В тот вечер Томан лег спать, вполне примиренный с нею. А на другой день нашел себе дело: взялся откапывать и ремонтировать заржавевшие жатки. Однако Елизавета Васильевна тем усерднее старалась отвлечь его от всякой подобной работы. Она требовала, чтобы он все время проводил с ней. В тот же день она познакомила его с вдовой генерала Дубиневича.
«Мадам Дубиневич», продав свое поместье Мартьяновым, жила в небольшом флигельке в глубине сада. Эта женщина была замучена хлопотами и спорами с людьми, хотя уже избавилась от поместья. Но на руках у нее оставался ребенок-калека, а в будущем предстояло переселение в город, от чего она до сих пор воздерживалась.
За несколько дней Томан освоился на новом месте; больше всего ему нравилось уходить в поле. Если светило солнце, он был вполне счастлив в своем уединении. Он от души полюбил мир этой земли, открытой на все стороны. Каждой жилочкою чувствовал он ту жизненную силу, которая тянется к солнцу через все щелки земли, бьет отовсюду, как вода из дырявой бочки.
Наслаждаясь покоем, он не находил времени написать товарищам в лагере. А севши наконец за обещанное письмо, сумел лишь вкратце изобразить новые условия своей жизни.
Ответ Фишера, пришедший немедля, начинался с упреков. Поэтому Томан с досадой отложил его до вечера и убежал на обычную свою прогулку по оврагам и холмам, покрытым уже пожелтевшей травой; дольше, чем всегда, бродил он сегодня в чаще орешника, пронизанного осенним солнцем.
Вернулся – от движения кровь переполнила жилы, мышцы налились легким потом. Умывая руки, подтолкнул в бок Настю:
– Ну!
Девушка улыбнулась.
– Ох, и вспотел я!
Прошелся к окну – мимо нее, упругой телом, – снова вернулся:
– Ты, Настя, разве не потеешь?
– А то как же! Кто работает, тот и потеет.
– Покажись-ка!
Девушка взвизгнула, хотя Томан и не решился стиснуть ее посильнее. Глупо вышло. Скрывая смущение, он отошел к окну, выглянул во двор.
– Да, Настя, скучно тут будет зимними вечерами!
– Ах, нет!

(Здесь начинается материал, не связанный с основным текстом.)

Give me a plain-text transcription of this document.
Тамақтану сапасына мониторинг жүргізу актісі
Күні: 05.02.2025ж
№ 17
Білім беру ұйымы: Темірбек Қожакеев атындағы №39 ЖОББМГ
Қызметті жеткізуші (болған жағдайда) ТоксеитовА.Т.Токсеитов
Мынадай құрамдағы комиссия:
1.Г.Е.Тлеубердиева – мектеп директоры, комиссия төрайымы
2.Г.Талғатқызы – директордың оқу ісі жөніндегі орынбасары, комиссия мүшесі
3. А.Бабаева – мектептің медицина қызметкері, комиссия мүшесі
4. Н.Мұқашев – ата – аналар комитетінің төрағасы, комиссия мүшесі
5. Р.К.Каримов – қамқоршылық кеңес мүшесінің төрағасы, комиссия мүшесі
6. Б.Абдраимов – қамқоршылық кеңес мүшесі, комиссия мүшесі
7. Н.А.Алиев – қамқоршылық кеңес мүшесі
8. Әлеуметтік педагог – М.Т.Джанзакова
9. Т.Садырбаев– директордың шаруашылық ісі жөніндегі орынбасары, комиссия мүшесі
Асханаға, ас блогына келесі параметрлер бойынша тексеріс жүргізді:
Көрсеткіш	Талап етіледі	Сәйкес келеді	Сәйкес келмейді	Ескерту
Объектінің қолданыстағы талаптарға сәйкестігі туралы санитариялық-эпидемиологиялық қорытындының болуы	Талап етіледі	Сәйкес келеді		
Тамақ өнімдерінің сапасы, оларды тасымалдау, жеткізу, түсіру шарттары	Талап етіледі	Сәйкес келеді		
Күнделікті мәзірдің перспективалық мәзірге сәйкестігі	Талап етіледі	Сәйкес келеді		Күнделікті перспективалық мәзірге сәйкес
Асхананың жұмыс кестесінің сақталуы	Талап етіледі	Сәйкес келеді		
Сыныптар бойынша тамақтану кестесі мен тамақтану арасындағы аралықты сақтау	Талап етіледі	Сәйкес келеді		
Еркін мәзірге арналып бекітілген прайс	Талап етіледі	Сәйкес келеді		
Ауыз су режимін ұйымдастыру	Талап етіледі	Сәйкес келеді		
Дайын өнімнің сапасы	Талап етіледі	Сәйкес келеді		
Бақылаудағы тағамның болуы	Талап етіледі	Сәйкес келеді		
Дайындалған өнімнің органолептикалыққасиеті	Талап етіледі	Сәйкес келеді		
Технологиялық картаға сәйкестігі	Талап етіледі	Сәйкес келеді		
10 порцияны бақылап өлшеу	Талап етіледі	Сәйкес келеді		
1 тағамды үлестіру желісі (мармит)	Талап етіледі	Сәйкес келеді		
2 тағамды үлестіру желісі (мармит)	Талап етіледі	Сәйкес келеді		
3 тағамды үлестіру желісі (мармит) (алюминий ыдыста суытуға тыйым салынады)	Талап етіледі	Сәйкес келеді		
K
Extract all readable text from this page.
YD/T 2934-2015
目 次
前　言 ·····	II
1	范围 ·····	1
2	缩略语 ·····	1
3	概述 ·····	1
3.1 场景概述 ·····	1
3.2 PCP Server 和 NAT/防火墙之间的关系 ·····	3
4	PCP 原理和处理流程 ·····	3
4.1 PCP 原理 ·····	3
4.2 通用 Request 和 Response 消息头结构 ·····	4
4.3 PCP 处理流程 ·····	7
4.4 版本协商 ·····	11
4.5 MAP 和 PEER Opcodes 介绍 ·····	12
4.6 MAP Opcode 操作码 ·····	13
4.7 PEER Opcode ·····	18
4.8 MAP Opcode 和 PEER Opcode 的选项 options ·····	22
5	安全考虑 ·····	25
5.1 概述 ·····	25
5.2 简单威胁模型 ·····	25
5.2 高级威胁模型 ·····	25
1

Везде жить можно – было б тепло да сытно.
– Будешь приходить ко мне в гости?
– Буду, – просто ответила Настя. – Коли не прогоните.
У Томана сжалось горло, в висках застучало.
* * *
Только вечером, улегшись в постель, Томан внимательнее прочитал письмо от Фишера.
Фишер исписал несколько страниц, по своему обыкновению выспренно сообщая о самых незначительных событиях в лагере.
Кадет Ржержиха наконец-то перебрался в другой барак. Но лучше не стало: избавились от клопа, обзавелись вошью. Вместо Ржержихи к ним пришел «пресловутый лейтенант Влчек». А Влчек, по мнению Фишера, – «ограниченный спесивец и коварный предатель». Поэтому он – хуже, чем циничный, но откровенный Ржержиха. (Фишер издевки ради писал «Зезиха».) Кадеты не хотели Влчека, подозревая «штабные» интриги. Был «грандиозный скандал». Кадет Горак высказал вслух общее мнение – он прямо говорил об австрийских шпиках. Все же «вошь» осталась в «чешской шубе», поскольку для русского начальства «вошь»-то тоже чешская. Нигде ее не хотели принимать. Ржержиха сделался теперь «придворным живописцем» в «штабе». Пишет портрет капитана. Гасека со всеми его «signum laudis» [172]172
знаками отличия (лат.).
[Закрыть] и орденами.
Но, благодаря Томану, в бараке сохранился здоровый дух. Теперь уже не австрияки бойкотируют чехов, а чехи австрияков. Верят, что по примеру Томана и с его помощью тоже добьются возможности работать и приносить пользу. И не будут уже в глазах русских частью австрийского стада. Все хотят по мере сил и возможностей поддерживать деятельность Томана.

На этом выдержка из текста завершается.